The complaint alleges that the companies “have declined or refused to provide medically necessary nursing services, in the hours allotted, to eligible children.”
“These managed care organizations have therefore reaped profits they have not earned,” the complaint states.
The complaint also accuses the New Mexico Health and Human Services Department and its acting Secretary David Scrase of failing to enforce the contracts with the companies.
A spokesperson for the Human Services Department declined to comment on the lawsuit or whether HSD has made any effort to verify the amount of in-home nursing care is being provided.
As of Sunday, neither the state nor any of the companies had filed any responses to the lawsuit, according to federal court records.
Victoria Vaughan said all medically fragile children are fighters like Caleb.
“These kids fight through huge issues all day long that really put a huge, huge stress on families, and that is something that we are trying to change, because we know that Caleb deserves better,” she said. “These families, we’re all hanging on by a thread, every single day. That’s what these nursing hours that we are promised would give us, is a rope to hold onto, instead of just a thread.”
Mell said families like the Vaughans need extra support to ensure that they can continue to live together.
“We know children do better when they’re able to remain with their families and not be taken into an institution or nursing home,” Mell said.
For years, the companies named in the lawsuit have reported to state officials that they have enough nurses to provide the care these children need, Mell said, and then the state pays them.
“And then that’s been it. The state has washed their hands of it. And no one’s wanted to look any deeper about are the families actually getting the services?” Mell questioned.
Families told the attorneys and UNM researchers that children who are medically fragile weren’t getting the amount of hours that they qualified for and need, “That’s typical of what we hear from families is that the providers don’t exist,” Mell said.
Jesse Clifton, a staff attorney with Disability Rights New Mexico, said other states have been able to work with the health care companies to ensure that the nursing positions are filled.

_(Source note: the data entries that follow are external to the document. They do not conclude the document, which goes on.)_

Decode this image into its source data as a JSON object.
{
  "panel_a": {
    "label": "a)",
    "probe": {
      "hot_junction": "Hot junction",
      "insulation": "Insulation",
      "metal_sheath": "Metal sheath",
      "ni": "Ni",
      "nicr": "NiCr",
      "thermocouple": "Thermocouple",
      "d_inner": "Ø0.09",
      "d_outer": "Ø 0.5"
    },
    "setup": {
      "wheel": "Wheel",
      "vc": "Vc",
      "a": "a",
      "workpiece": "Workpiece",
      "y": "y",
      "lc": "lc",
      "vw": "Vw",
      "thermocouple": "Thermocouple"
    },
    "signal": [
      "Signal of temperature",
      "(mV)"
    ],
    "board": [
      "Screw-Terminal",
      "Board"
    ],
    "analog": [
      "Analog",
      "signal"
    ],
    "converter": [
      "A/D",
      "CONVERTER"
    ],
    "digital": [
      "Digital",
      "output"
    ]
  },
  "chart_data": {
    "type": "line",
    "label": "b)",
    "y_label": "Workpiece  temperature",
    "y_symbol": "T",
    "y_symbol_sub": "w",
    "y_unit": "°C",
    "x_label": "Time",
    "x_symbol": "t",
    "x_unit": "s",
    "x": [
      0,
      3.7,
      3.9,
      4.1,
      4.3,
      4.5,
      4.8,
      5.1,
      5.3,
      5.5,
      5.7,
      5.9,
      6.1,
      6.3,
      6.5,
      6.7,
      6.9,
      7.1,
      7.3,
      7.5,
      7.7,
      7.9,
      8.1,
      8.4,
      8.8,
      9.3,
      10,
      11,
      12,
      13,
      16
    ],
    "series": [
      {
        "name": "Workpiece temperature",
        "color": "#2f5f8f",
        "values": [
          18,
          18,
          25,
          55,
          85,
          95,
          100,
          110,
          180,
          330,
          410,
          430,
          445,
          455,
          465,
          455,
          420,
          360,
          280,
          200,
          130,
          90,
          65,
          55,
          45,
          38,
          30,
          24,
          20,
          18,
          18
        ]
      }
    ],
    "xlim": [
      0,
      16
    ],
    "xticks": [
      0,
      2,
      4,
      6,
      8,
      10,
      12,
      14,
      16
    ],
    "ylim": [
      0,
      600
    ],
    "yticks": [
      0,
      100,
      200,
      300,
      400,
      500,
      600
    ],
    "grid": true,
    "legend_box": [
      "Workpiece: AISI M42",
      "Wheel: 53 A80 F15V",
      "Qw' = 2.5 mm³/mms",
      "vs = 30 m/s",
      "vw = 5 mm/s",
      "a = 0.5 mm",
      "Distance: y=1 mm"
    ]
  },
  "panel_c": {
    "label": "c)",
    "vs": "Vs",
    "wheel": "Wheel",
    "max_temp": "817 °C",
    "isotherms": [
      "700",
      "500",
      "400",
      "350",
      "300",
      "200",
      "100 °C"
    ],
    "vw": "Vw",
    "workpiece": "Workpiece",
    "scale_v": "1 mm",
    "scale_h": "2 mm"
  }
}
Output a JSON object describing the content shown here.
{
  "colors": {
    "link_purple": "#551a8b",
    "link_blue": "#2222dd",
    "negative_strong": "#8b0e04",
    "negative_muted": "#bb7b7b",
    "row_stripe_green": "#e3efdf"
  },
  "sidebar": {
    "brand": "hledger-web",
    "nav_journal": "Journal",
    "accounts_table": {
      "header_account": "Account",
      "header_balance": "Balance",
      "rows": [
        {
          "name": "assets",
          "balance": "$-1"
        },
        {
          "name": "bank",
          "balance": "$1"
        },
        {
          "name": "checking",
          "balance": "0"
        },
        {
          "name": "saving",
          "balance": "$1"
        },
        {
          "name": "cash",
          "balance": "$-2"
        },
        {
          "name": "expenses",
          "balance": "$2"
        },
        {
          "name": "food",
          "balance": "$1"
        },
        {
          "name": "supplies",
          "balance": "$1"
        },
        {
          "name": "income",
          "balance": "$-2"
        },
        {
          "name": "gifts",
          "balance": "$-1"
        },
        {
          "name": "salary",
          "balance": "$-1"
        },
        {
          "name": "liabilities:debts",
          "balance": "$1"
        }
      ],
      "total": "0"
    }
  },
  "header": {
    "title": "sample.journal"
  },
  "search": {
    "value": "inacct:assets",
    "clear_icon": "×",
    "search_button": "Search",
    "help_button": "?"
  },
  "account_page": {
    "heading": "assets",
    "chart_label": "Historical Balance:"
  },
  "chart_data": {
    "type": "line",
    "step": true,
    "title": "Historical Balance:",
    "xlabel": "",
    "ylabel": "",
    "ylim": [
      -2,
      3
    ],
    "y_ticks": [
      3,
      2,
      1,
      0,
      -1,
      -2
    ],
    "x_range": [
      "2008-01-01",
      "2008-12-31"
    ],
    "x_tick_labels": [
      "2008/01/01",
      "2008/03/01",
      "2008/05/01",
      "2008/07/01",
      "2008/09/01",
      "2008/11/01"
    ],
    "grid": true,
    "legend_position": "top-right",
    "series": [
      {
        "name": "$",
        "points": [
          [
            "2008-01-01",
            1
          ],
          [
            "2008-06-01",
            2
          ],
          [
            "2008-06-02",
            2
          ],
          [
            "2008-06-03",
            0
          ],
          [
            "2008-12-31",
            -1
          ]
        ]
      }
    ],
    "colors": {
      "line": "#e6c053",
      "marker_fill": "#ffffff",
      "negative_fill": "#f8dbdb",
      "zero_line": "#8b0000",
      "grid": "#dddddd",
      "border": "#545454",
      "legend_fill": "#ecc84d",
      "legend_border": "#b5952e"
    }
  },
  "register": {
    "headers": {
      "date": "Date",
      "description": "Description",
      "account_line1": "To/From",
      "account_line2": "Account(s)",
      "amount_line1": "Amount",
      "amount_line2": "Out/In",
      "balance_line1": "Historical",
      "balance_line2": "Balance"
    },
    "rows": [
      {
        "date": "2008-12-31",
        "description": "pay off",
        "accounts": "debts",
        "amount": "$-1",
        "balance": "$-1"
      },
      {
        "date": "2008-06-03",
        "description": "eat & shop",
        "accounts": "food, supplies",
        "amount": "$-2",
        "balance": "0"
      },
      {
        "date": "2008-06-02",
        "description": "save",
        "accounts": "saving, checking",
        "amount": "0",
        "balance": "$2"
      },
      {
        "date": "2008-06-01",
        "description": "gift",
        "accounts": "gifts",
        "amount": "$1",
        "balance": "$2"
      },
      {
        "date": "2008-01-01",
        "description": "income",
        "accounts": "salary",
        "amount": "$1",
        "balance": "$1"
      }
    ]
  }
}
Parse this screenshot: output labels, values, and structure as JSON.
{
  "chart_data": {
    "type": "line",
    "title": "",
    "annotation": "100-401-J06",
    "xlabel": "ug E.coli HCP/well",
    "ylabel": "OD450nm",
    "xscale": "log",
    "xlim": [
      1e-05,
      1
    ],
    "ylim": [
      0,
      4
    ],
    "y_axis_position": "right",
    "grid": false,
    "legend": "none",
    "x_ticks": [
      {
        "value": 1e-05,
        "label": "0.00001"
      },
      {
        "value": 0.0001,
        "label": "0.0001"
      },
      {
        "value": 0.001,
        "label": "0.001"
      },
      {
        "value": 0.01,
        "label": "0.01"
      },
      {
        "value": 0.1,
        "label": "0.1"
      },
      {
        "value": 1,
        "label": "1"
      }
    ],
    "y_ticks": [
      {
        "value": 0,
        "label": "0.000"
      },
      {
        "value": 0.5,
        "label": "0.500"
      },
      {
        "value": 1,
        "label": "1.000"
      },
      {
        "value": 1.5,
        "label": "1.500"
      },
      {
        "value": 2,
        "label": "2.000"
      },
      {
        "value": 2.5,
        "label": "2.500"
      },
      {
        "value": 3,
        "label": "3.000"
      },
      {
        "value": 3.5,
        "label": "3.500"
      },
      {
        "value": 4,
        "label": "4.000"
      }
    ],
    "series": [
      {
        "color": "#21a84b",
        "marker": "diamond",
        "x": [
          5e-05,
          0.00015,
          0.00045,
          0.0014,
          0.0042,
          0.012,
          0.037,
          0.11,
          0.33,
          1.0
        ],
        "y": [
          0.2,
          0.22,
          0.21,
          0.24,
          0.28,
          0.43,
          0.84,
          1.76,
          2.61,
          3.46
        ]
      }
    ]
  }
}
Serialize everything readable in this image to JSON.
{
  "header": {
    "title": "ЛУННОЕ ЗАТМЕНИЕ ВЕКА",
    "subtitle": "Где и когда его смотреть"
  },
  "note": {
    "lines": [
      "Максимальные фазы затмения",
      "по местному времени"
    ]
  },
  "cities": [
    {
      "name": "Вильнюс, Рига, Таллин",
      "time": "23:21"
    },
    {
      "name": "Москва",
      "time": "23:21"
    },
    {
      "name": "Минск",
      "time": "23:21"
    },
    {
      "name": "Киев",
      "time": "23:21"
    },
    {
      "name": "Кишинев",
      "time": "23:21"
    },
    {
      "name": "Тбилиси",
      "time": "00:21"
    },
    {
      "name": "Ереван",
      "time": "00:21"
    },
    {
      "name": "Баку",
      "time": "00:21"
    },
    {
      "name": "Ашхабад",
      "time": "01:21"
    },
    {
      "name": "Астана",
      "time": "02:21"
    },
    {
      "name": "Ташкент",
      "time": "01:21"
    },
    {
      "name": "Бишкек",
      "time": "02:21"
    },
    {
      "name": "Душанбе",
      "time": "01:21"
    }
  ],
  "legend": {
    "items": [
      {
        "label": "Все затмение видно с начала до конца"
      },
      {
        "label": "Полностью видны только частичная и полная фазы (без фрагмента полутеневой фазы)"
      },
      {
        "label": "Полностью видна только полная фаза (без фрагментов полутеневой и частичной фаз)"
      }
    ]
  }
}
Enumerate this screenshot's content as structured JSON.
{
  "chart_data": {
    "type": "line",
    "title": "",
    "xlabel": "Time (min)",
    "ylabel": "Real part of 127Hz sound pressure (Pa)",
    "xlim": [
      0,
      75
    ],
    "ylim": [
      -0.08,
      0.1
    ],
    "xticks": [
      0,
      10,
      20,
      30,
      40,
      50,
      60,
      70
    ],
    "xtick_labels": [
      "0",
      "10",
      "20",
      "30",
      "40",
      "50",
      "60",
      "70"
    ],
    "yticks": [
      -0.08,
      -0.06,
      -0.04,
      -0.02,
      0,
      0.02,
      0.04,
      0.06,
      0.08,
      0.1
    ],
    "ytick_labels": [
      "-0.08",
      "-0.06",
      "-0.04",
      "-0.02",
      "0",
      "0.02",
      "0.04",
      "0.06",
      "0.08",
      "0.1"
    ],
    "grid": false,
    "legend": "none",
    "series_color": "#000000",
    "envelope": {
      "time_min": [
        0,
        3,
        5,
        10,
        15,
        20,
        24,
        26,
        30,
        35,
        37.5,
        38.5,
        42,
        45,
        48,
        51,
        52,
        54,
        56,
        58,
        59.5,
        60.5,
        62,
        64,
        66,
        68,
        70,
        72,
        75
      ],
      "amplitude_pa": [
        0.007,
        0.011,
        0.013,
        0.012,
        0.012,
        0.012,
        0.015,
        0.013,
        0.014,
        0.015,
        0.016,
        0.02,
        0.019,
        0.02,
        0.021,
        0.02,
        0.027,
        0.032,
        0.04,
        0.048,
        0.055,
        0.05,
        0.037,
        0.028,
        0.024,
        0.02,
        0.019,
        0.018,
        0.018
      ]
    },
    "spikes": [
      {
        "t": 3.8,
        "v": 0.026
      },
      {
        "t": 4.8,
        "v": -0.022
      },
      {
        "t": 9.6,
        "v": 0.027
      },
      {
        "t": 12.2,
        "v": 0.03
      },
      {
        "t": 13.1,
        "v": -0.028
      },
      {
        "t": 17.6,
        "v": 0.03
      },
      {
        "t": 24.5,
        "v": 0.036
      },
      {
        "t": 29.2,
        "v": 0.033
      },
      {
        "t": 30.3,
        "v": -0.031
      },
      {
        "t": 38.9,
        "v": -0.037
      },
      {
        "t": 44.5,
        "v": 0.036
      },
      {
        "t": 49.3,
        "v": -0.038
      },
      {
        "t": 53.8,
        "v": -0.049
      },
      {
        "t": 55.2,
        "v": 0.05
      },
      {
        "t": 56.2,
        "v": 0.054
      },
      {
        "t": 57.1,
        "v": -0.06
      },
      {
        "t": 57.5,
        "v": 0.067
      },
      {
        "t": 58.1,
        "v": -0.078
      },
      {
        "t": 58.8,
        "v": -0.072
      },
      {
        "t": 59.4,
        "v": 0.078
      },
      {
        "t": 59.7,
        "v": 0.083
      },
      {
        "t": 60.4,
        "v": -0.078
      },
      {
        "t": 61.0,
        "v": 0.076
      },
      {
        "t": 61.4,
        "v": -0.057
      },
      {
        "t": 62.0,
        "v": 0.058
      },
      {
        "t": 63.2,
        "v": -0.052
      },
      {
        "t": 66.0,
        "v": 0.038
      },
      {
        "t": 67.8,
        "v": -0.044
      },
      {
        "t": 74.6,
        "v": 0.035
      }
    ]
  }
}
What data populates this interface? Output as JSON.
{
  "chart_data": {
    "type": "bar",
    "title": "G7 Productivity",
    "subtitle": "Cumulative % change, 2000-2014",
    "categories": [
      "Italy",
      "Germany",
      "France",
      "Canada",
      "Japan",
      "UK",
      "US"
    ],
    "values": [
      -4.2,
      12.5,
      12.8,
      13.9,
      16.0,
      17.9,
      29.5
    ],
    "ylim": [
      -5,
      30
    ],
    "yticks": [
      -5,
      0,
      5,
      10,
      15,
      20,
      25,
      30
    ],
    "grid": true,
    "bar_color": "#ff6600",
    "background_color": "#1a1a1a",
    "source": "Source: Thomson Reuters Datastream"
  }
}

“There hasn’t been that same level of effort in making sure that the most vulnerable children in the state of New Mexico have in-home nursing care that they’re entitled to,” Clifton said.
New Mexico has argued that it can adequately run the Medicaid program, Clifton said, it has contracts that assure that, but the examples in the lawsuit show that is simply not true.
Mell said state officials need to be engaged in solving the problem rather than ignoring it or saying they don’t know how to solve it.
It’s every family’s worst nightmare to have a child put into an institution rather than getting the care they need at home, Victoria Vaughan said.
“It would be a death. It would be crushing,” Jeremy Vaughan added. “We would not be able to live with ourselves if Caleb was there.”
Caleb is immune-compromised, and it is a risk just to leave him with a babysitter, he said, who wouldn’t have the training needed to care for him.
“We are honored to take care of Caleb, and he’s not a throwaway child,” Victoria Vaughan said. “This is about making sure that he has the best quality of life that he deserves. Caleb deserves better than what he is getting, and these medically fragile children deserve better than what they are getting from these (companies).”